Ripley is completely different from the Anthony Minghella movie. It’s black and white. It’s macabre. It’s highly stylized. Did that influence your take on Marge at all? How did the aesthetics of this version influence your acting choices?
I think it influenced it a lot. I was a huge fan of the film, but we were doing something different. So there was no pressure for any of us to compare ourselves to anyone else or any other performance or anything—thank goodness. It was its own thing. And I was really happy with that. This Marge is totally suspicious of Tom from the very beginning. I had a lot of fun being able to kind of modulate that suspicion and figure out where it waxes and wanes.
And I loved getting to play with Marge’s own opportunism a little bit, which I don’t know has ever been seen before.

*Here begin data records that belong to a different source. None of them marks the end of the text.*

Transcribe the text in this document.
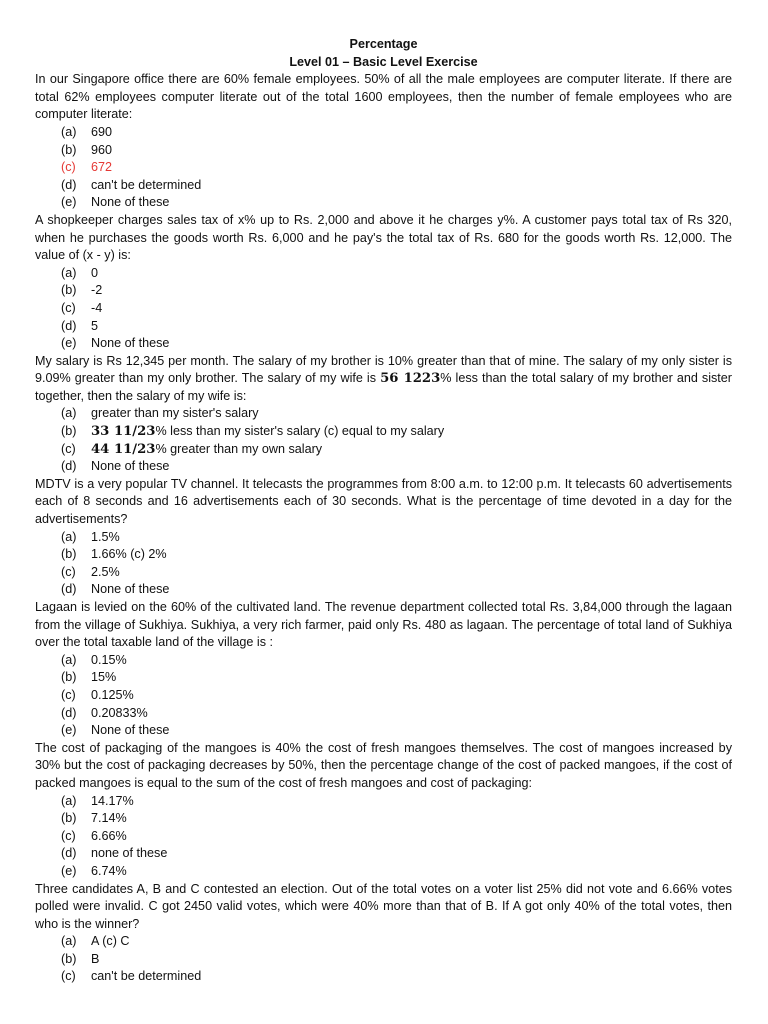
Percentage
Level 01 – Basic Level Exercise
In our Singapore office there are 60% female employees. 50% of all the male employees are computer literate. If there are total 62% employees computer literate out of the total 1600 employees, then the number of female employees who are computer literate:
(a)	690
(b)	960
(c)	672
(d)	can't be determined
(e)	None of these
A shopkeeper charges sales tax of x% up to Rs. 2,000 and above it he charges y%. A customer pays total tax of Rs 320, when he purchases the goods worth Rs. 6,000 and he pay's the total tax of Rs. 680 for the goods worth Rs. 12,000. The value of (x - y) is:
(a)	0
(b)	-2
(c)	-4
(d)	5
(e)	None of these
My salary is Rs 12,345 per month. The salary of my brother is 10% greater than that of mine. The salary of my only sister is 9.09% greater than my only brother. The salary of my wife is 56 1223% less than the total salary of my brother and sister together, then the salary of my wife is:
(a)	greater than my sister's salary
(b)	33 11/23% less than my sister's salary (c) equal to my salary
(c)	44 11/23% greater than my own salary
(d)	None of these
MDTV is a very popular TV channel. It telecasts the programmes from 8:00 a.m. to 12:00 p.m. It telecasts 60 advertisements each of 8 seconds and 16 advertisements each of 30 seconds. What is the percentage of time devoted in a day for the advertisements?
(a)	1.5%
(b)	1.66% (c) 2%
(c)	2.5%
(d)	None of these
Lagaan is levied on the 60% of the cultivated land. The revenue department collected total Rs. 3,84,000 through the lagaan from the village of Sukhiya. Sukhiya, a very rich farmer, paid only Rs. 480 as lagaan. The percentage of total land of Sukhiya over the total taxable land of the village is :
(a)	0.15%
(b)	15%
(c)	0.125%
(d)	0.20833%
(e)	None of these
The cost of packaging of the mangoes is 40% the cost of fresh mangoes themselves. The cost of mangoes increased by 30% but the cost of packaging decreases by 50%, then the percentage change of the cost of packed mangoes, if the cost of packed mangoes is equal to the sum of the cost of fresh mangoes and cost of packaging:
(a)	14.17%
(b)	7.14%
(c)	6.66%
(d)	none of these
(e)	6.74%
Three candidates A, B and C contested an election. Out of the total votes on a voter list 25% did not vote and 6.66% votes polled were invalid. C got 2450 valid votes, which were 40% more than that of B. If A got only 40% of the total votes, then who is the winner?
(a)	A (c) C
(b)	B
(c)	can't be determined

Maybe she sees a little bit of herself in Tom, or Tom sees a little bit of himself in her. We learned that Marge is from Minnesota, so she’s kind of a small-town girl that maybe doesn’t come from the wealth that Dickie comes from. She’s figuring out her place in all of it too, in a less murderous way than Tom.
You’ve been working since you were a child, and have been in so many projects. How do you keep things fresh after all these years?
Well, I don’t know [laughs]. You just do. Sometimes you go through different periods of feeling about it. I’ve been working since I was six years old, and I just turned 30, so you go through different emotions. You have times where you’re more excited about things, and then you go through a period of kind of feeling, like, Oh, I need to change it up, or, Oh, I’ve been working too much. But I think as long as the root is that you love what you’re doing, as cliche and kind of boring as that sounds, I think it’s true.
I don’t know how to describe it any other way. Even during the moments of feeling down or moments of rejection, periods of negative emotions, if the root is still that you love what you’re doing and you can’t imagine doing anything else, then you’re kind of in the right place. I think I’ve learned that you can’t hold onto anything too tightly—you have to be fluid. If this is going to be your life and your career, then you have to kind of ride the wave of it and really value the experience.
This interview was edited and condensed.